The Letters of Abelard and Heloise Metaphors and Similes

Fig tree

Abelard wants to emphasize his teacher’s incapability of teaching him something new, by comparing him to a tree which produces no fruit and telling Heloise that he was ‘’ like the fig tree in the Gospel, or the old oak to which Lucan compares Pompey.’’

Beauty

The fragility of beauty is highlighted by comparing it with a flower touched by sickness. Physical beauty can wither away and die just as easy as a flower which can die in hours and remain just a shell of once it was. In order to emphasize the fragility of beauty, Abelard asks ‘’ what is beauty but a flower which may be blasted by the least fit of sickness? ‘’

Unworty

Heloise compares those who Abelard teaches as being swine who are presented with something they can’t understand. In Heloise’s opinion, Abelard is wasting his time trying to teach others about religion, thinking of them as being unworthy.
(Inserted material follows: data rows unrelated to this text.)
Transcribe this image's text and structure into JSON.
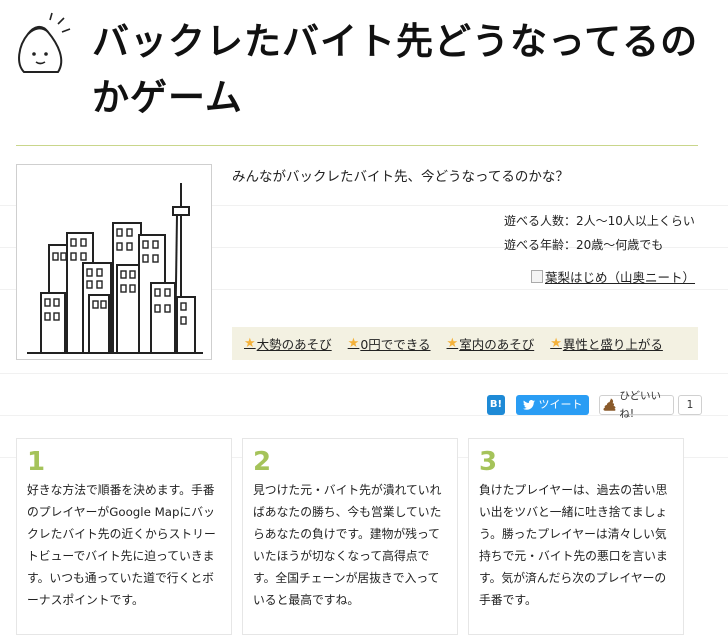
{
  "title": "バックレたバイト先どうなってるのかゲーム",
  "description": "みんながバックレたバイト先、今どうなってるのかな？",
  "meta": {
    "players": "遊べる人数：2人〜10人以上くらい",
    "ages": "遊べる年齢：20歳〜何歳でも"
  },
  "author": "葉梨はじめ（山奥ニート）",
  "tags": [
    {
      "label": "大勢のあそび",
      "icon": "star-icon"
    },
    {
      "label": "0円でできる",
      "icon": "star-icon"
    },
    {
      "label": "室内のあそび",
      "icon": "star-icon"
    },
    {
      "label": "異性と盛り上がる",
      "icon": "star-icon"
    }
  ],
  "share": {
    "hatena_label": "B!",
    "tweet_label": "ツイート",
    "hidoi_label": "ひどいいね!",
    "hidoi_count": "1"
  },
  "steps": [
    {
      "num": "1",
      "text": "好きな方法で順番を決めます。手番のプレイヤーがGoogle Mapにバックレたバイト先の近くからストリートビューでバイト先に迫っていきます。いつも通っていた道で行くとボーナスポイントです。"
    },
    {
      "num": "2",
      "text": "見つけた元・バイト先が潰れていればあなたの勝ち、今も営業していたらあなたの負けです。建物が残っていたほうが切なくなって高得点です。全国チェーンが居抜きで入っていると最高ですね。"
    },
    {
      "num": "3",
      "text": "負けたプレイヤーは、過去の苦い思い出をツバと一緒に吐き捨てましょう。勝ったプレイヤーは清々しい気持ちで元・バイト先の悪口を言います。気が済んだら次のプレイヤーの手番です。"
    }
  ],
  "colors": {
    "accent_green": "#a5c35a",
    "tag_bg": "#f3f1e2",
    "star": "#f4b23c",
    "hatena_blue": "#1e8ad6",
    "twitter_blue": "#2a9df4"
  }
}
In one of her letters to him, Heloise tells Abelard that he ‘’ pearls of the Gospel before swine when he speaks to those who are filled with the good things of this world’’.

Memory supplies the place of a mistress.

Even though they are apart, for Abelard this doesn’t mean that can’t continue to love Heloise. For him, his memories of her are alive and seem to replace her for Abelard who subconsciously knows that he will never meet Heloise again.

The heart of man is a labyrinth whose windings are very difficult to discover.

In order to accentuate the nature of a man’s heart, Heloise compares it to a labyrinth that is almost impossible to understand. For her, Abelard’s heat remains an unknown territory which she can’t fully comprehend.